Financial Times FT.com

Norwegian to pick up where Sterling left off

By Kevin Done in London

Published: November 2 2008 17:25 | Last updated: November 2 2008 17:25

Norwegian Air Shuttle is moving fast to fill the vacuum left by the collapse last week of Sterling Airlines, the Copenhagen-based, Iceland-owned low-cost carrier.

This week it will open a base in Copenhagen and is aiming to have eight to 10 jets operating out of the Danish capital by May, as it scrambles to find more aircraft for its fleet. Some of the parked Sterling jets are a priority initial acquisition target.

Largely unnoticed by many rivals, Norwegian has grown to become the fourth largest low-cost airline in Europe behind the big players Ryanair, EasyJet and Air Berlin. It will fly more than 9m passengers this year with a fleet of 41 aircraft.

The group, which first listed in 2003, is seizing the opportunity offered by Sterling’s bankruptcy to increase the pace of its own expansion despite the threat posed by the economic downturn.

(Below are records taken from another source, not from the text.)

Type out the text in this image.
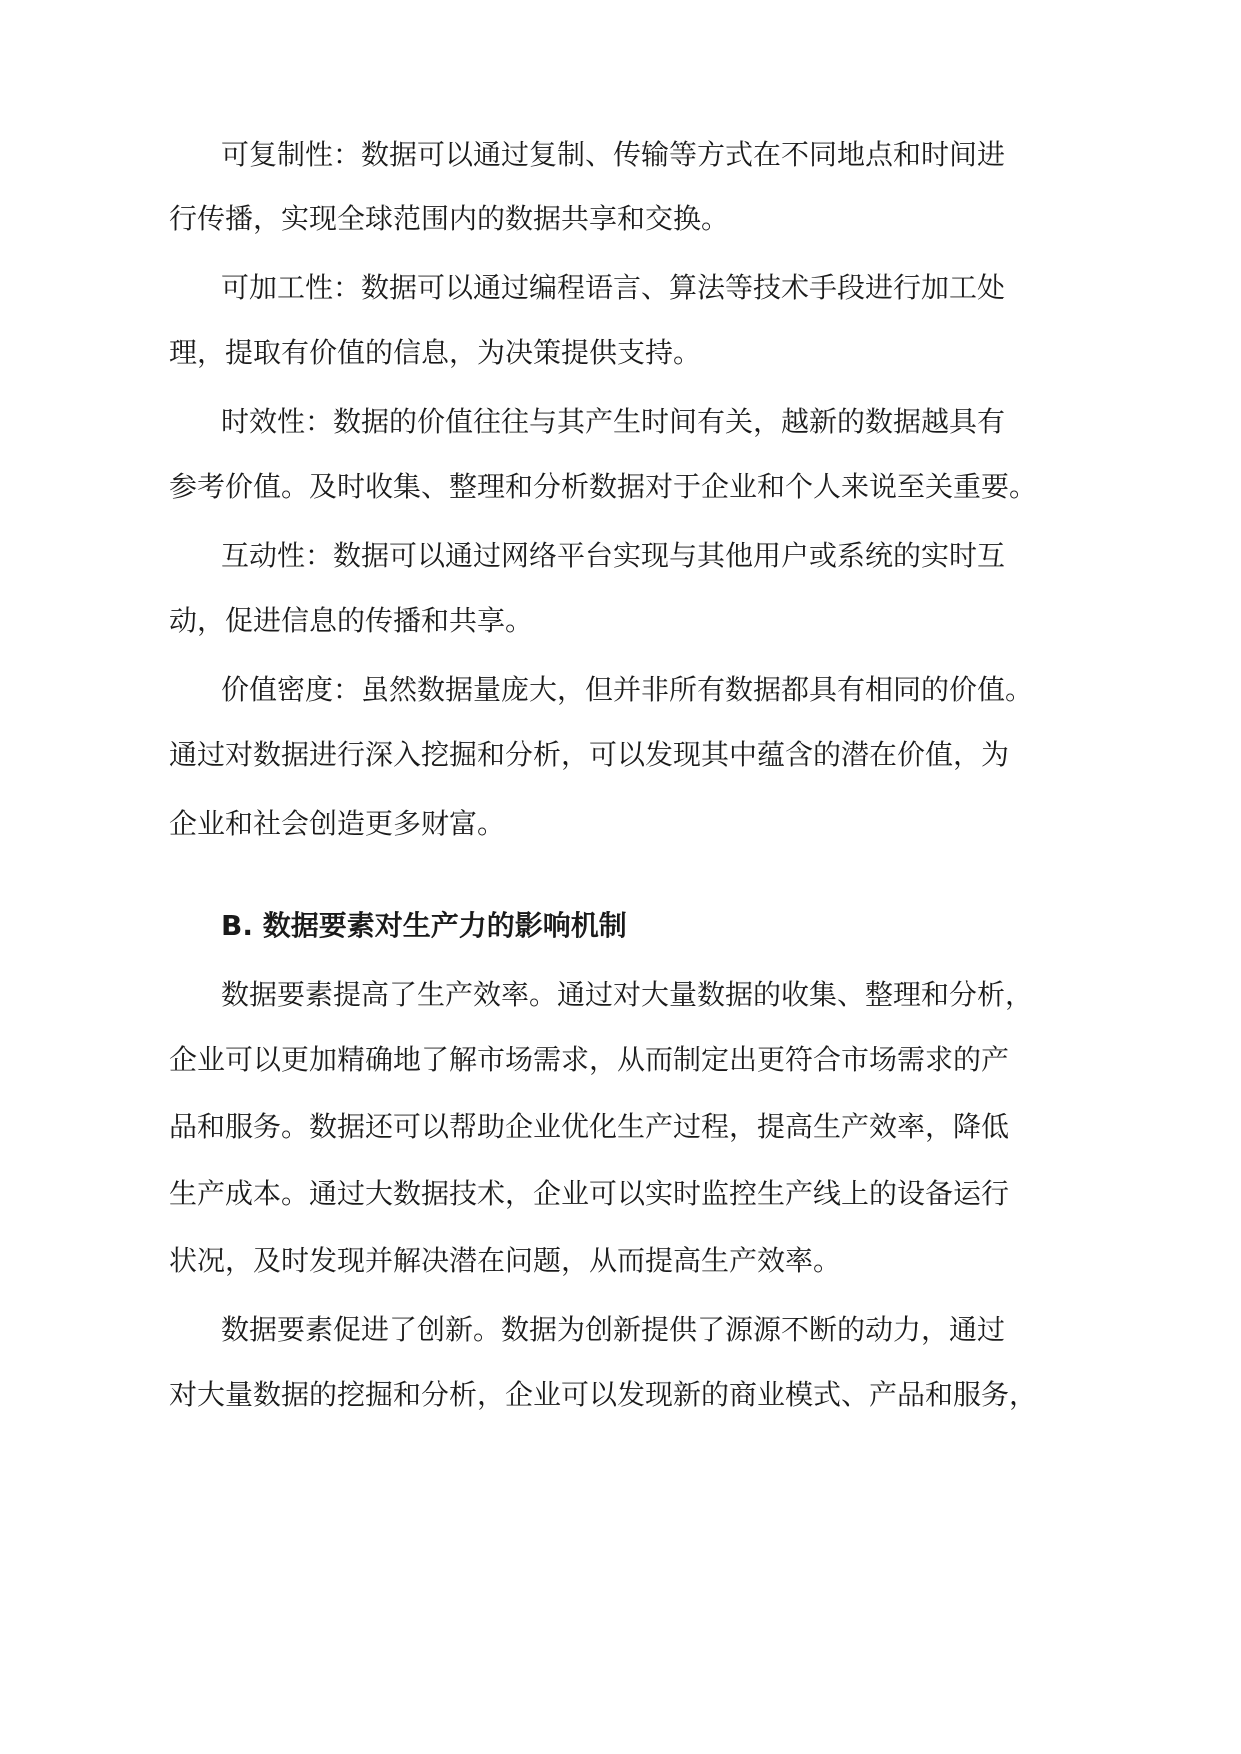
可复制性：数据可以通过复制、传输等方式在不同地点和时间进
行传播，实现全球范围内的数据共享和交换。
可加工性：数据可以通过编程语言、算法等技术手段进行加工处
理，提取有价值的信息，为决策提供支持。
时效性：数据的价值往往与其产生时间有关，越新的数据越具有
参考价值。及时收集、整理和分析数据对于企业和个人来说至关重要。
互动性：数据可以通过网络平台实现与其他用户或系统的实时互
动，促进信息的传播和共享。
价值密度：虽然数据量庞大，但并非所有数据都具有相同的价值。
通过对数据进行深入挖掘和分析，可以发现其中蕴含的潜在价值，为
企业和社会创造更多财富。
B. 数据要素对生产力的影响机制
数据要素提高了生产效率。通过对大量数据的收集、整理和分析，
企业可以更加精确地了解市场需求，从而制定出更符合市场需求的产
品和服务。数据还可以帮助企业优化生产过程，提高生产效率，降低
生产成本。通过大数据技术，企业可以实时监控生产线上的设备运行
状况，及时发现并解决潜在问题，从而提高生产效率。
数据要素促进了创新。数据为创新提供了源源不断的动力，通过
对大量数据的挖掘和分析，企业可以发现新的商业模式、产品和服务，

Bjørn Kjos, chief executive of Norwegian, said “it is a huge opportunity”.

He said that the group would replace Sterling as the main low-cost player in the Danish market.

Initially the airline would base two jets at Copenhagen from Thursday flying on six routes to Ålborg, Oslo, Stockholm, Alicante, Malaga and Nice.

It is planning to add further routes from Copenhagen to London, Amsterdam, Rome, Krakow, Prague, Barcelona and Pisa at the pace at which it could bring in more aircraft.

It is also starting new routes on Monday from Stockholm to some destinations previously served by Sterling.

As weaker airlines retrench or collapse, “it’s a good time to expand,” Mr Kjos said. “The market (for aircraft) is much better than last year. . .There are a lot of different airlines that have gone bust. There are aircraft available now.”

Norwegian is also posing an increasing competitive threat to SAS Scandinavian Airlines, the Nordic region’s legacy network carrier, which is struggling.

“They have much higher costs than we have, about twice our level,” said Mr Kjos.

The Oslo-based carrier made clear the scale of its future ambitions by placing an order in August last year with Boeing for 42 186-seat 737-800s for delivery between 2009 and 2014. The deal had a list price value before discounts of $3.1bn.

Deliveries do not start until next summer and the collapse of Sterling has left an urgent need for more capacity.

The group could close deals with lessors for more aircraft this week.

Norwegian got its finances in order just before the financial markets were hit by mayhem this autumn.

This summer it completed a NKr400m ($59.5m) rights issue to finance its deposit for its new fleet orders, and agreed a $160m debt deal with Natixis to fund the pre-delivery payments for the first 10 Boeing jets.